Retry for corrupted deb downloads
Currently, when a deb becomes corrupted during download from apt, dpkg errors upon trying to configure it. During distribution upgrade, this means that around 20 errors might pop up because that package being corrupted causes dependency hell, and then the upgrade dies. When a deb is corrupted on download and cannot be configured, there should be a way for dpkg and apt to communicate so that dpkg tells apt "that didn't work, get a new one." Apt would then re-download the deb and send it back to dpkg to configure,. It shouldn't be corrupted the second time.Technically, it could be, so maybe have to do up to 3 tries so that if it's actually a problem with the deb on the server it doesn't infinitely loop, but if it corrupts more than once it has a good chance of recovering.

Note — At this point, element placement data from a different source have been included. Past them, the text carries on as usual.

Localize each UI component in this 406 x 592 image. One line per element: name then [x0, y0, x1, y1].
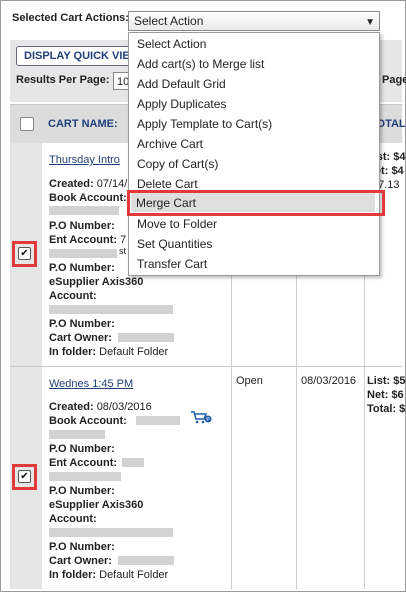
select-all-checkbox[interactable]	[20, 117, 34, 131]
checkmark-icon: ✔	[20, 471, 29, 482]
account-label: Account:	[49, 513, 97, 525]
row-divider	[10, 366, 402, 367]
redacted-value	[136, 416, 180, 425]
folder-value: Default Folder	[99, 569, 169, 581]
ent-account-field: Ent Account: 7	[49, 234, 126, 246]
folder-value: Default Folder	[99, 346, 169, 358]
cart-name-header: CART NAME:	[48, 118, 118, 130]
menu-item-transfer-cart[interactable]: Transfer Cart	[137, 254, 207, 274]
folder-field: In folder: Default Folder	[49, 346, 168, 358]
list-price: List: $5	[367, 375, 406, 387]
cart-owner-label: Cart Owner:	[49, 332, 112, 344]
redacted-value	[49, 430, 105, 439]
po-number-label: P.O Number:	[49, 541, 115, 553]
net-price: Net: $6	[367, 389, 404, 401]
menu-item-move-to-folder[interactable]: Move to Folder	[137, 214, 217, 234]
menu-item-add-to-merge-list[interactable]: Add cart(s) to Merge list	[137, 54, 264, 74]
created-field: Created: 08/03/2016	[49, 401, 152, 413]
folder-label: In folder:	[49, 346, 97, 358]
row-checkbox[interactable]: ✔	[18, 247, 31, 260]
ent-account-label: Ent Account:	[49, 234, 118, 246]
cart-date: 08/03/2016	[301, 375, 357, 387]
redacted-value	[118, 556, 174, 565]
account-label: Account:	[49, 290, 97, 302]
menu-item-set-quantities[interactable]: Set Quantities	[137, 234, 212, 254]
cart-name-link[interactable]: Thursday Intro	[49, 154, 120, 166]
esupplier-label: eSupplier Axis360	[49, 499, 144, 511]
row-checkbox[interactable]: ✔	[18, 470, 31, 483]
menu-item-add-default-grid[interactable]: Add Default Grid	[137, 74, 226, 94]
po-number-label: P.O Number:	[49, 220, 115, 232]
ent-account-label: Ent Account:	[49, 457, 118, 469]
book-account-label: Book Account:	[49, 415, 127, 427]
menu-item-apply-template[interactable]: Apply Template to Cart(s)	[137, 114, 272, 134]
po-number-label: P.O Number:	[49, 318, 115, 330]
results-per-page-label: Results Per Page:	[16, 74, 110, 86]
cart-owner-label: Cart Owner:	[49, 555, 112, 567]
esupplier-label: eSupplier Axis360	[49, 276, 144, 288]
redacted-value	[122, 458, 144, 467]
redacted-value	[49, 206, 119, 215]
cart-actions-select[interactable]: Select Action ▼	[128, 11, 380, 31]
merge-cart-highlight	[127, 190, 385, 216]
redacted-value	[49, 528, 173, 537]
cart-status: Open	[236, 375, 263, 387]
menu-item-archive-cart[interactable]: Archive Cart	[137, 134, 203, 154]
menu-item-select-action[interactable]: Select Action	[137, 34, 206, 54]
ent-account-value: 7	[120, 234, 127, 246]
created-label: Created:	[49, 178, 94, 190]
ent-account-suffix: st	[119, 246, 127, 256]
display-quick-view-button[interactable]: DISPLAY QUICK VIEW	[16, 46, 134, 66]
checkmark-icon: ✔	[20, 248, 29, 259]
cart-actions-dropdown-menu: Select Action Add cart(s) to Merge list …	[128, 32, 380, 276]
shopping-cart-icon[interactable]: P	[190, 410, 212, 424]
redacted-value	[49, 249, 117, 258]
selected-cart-actions-label: Selected Cart Actions:	[12, 12, 129, 24]
po-number-label: P.O Number:	[49, 443, 115, 455]
cart-name-link[interactable]: Wednes 1:45 PM	[49, 378, 133, 390]
cart-actions-selected-value: Select Action	[134, 14, 204, 28]
redacted-value	[118, 333, 174, 342]
created-value: 08/03/2016	[96, 401, 152, 413]
folder-field: In folder: Default Folder	[49, 569, 168, 581]
book-account-label: Book Account:	[49, 192, 127, 204]
created-label: Created:	[49, 401, 94, 413]
po-number-label: P.O Number:	[49, 485, 115, 497]
chevron-down-icon: ▼	[365, 17, 375, 28]
folder-label: In folder:	[49, 569, 97, 581]
menu-item-apply-duplicates[interactable]: Apply Duplicates	[137, 94, 226, 114]
po-number-label: P.O Number:	[49, 262, 115, 274]
menu-item-copy-carts[interactable]: Copy of Cart(s)	[137, 154, 218, 174]
page-label: Page	[382, 74, 406, 86]
redacted-value	[49, 305, 173, 314]
total-price: Total: $	[367, 403, 406, 415]
redacted-value	[49, 472, 121, 481]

This would avoid situations like the one I encountered where around 30 packages were not upgraded and I had to try to configure them one at a time tracing their dependencies back to the corrupted one.
Blueprint information
- Status:
- Not started
- Approver:
- None
- Priority:
- Undefined
- Drafter:
- None
- Direction:
- Needs approval
- Assignee:
- None
- Definition:
- New
- Series goal:
- None
- Implementation:
- Unknown
- Milestone target:
- None
- Started by
- Completed by
Whiteboard
some things to consider:
* Kernel and openoffice are each tens of MBs
* Much of the world is on dialup, or very expensive broadband.
redownloading openoffice (~30mb?) 3 times can be 1/5th of a persons monthly download cap.